The planet Uranus was first observed by telescope in 1690 (by Flamsteed) but was recognized as a planet (by Herschel) only in 1781. Had the solar system formed in such a way that Uranus came close enough to Earth to be observable with the naked eye (actually it can be observed with a very acute naked eye, but only when it is closest to Earth) then the number of celestial entities would have been eight, and we would have an 8-day week, as the Etruscans — and following them, the Romans — actually did (until it was supplanted sometime after the 1st Century AD by the 7-day week).
One might conclude that the fact that humans have long used a week of seven days is thus the result of accident, namely, that the solar system is the way it is, with seven (the Sun, the Moon and five planets) of the ten major celestial objects (those seven plus Uranus, Neptune and Pluto) being sufficiently close to Earth to be visible with the naked eye.
It can thus be claimed that the "sacredness" of the number seven, and the fact that there are seven days in a week, is due to the association of the seven celestial beings (the visible planets plus the Sun and the Moon) with deities in the minds of humans from an early stage in the development of human intelligence.

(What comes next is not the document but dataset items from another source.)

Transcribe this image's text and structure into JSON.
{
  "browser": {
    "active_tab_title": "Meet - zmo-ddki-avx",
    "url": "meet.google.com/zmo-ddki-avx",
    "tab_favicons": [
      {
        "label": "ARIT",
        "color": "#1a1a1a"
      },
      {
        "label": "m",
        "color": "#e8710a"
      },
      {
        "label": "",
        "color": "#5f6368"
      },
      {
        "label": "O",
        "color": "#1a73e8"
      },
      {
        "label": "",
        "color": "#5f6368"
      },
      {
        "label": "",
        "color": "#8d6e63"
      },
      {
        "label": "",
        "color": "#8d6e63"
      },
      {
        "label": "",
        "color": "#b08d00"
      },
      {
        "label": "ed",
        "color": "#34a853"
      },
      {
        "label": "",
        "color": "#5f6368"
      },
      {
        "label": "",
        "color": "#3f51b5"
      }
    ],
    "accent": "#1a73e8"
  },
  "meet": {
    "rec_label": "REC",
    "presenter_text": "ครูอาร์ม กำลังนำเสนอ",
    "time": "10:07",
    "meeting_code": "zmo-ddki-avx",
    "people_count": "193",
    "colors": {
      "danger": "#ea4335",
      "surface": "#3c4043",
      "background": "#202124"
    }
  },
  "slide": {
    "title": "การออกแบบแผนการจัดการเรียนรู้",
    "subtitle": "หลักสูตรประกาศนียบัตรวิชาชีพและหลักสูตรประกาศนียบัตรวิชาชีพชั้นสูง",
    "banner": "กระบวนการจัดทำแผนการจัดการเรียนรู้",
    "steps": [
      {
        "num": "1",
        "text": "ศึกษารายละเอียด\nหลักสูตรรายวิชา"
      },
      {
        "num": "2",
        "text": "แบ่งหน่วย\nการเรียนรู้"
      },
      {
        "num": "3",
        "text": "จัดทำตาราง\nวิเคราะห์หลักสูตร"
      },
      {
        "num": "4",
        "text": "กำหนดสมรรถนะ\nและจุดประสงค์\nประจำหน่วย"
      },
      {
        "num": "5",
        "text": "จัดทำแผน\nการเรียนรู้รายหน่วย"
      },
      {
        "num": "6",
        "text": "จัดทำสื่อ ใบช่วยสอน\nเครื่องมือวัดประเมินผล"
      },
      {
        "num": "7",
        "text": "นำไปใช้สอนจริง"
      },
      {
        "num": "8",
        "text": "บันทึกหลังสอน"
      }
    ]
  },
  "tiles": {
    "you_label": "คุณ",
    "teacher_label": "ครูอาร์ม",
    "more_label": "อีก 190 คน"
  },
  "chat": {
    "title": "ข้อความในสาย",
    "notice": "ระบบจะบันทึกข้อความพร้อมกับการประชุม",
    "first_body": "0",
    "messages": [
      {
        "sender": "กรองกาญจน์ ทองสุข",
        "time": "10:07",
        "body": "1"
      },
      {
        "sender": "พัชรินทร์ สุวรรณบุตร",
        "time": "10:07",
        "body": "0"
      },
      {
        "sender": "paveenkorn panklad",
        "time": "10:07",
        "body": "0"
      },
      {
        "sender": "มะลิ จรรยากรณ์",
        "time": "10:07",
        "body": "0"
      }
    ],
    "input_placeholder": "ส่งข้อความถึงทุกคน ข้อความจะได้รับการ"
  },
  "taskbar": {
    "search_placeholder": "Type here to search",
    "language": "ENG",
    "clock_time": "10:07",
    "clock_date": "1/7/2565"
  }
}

However, some claim that although this explanation may be true, it is not simply an accidental property of the solar system (as it appears to us and to our earliest ancestors) that it has seven visible celestial objects. Sevenness is pervasive in mythology and in esoteric religion (such as the Kabbala) and in ancient temple architecture (e.g. the ziggurats of Mesopotamia). So one might surmise that a 7-day week has been created because of the cosmic relevance of the number seven, and is not arbitrary. It can even be claimed that the fact that there are seven wandering celestal objects visible is not just due to chance collisions of material particles during the development of the solar system, but is a consequence of seven having a supra-temporal existence, a view which, of course, will not be entertained by anyone who believes that reality consists only of what can be perceived by the outer senses.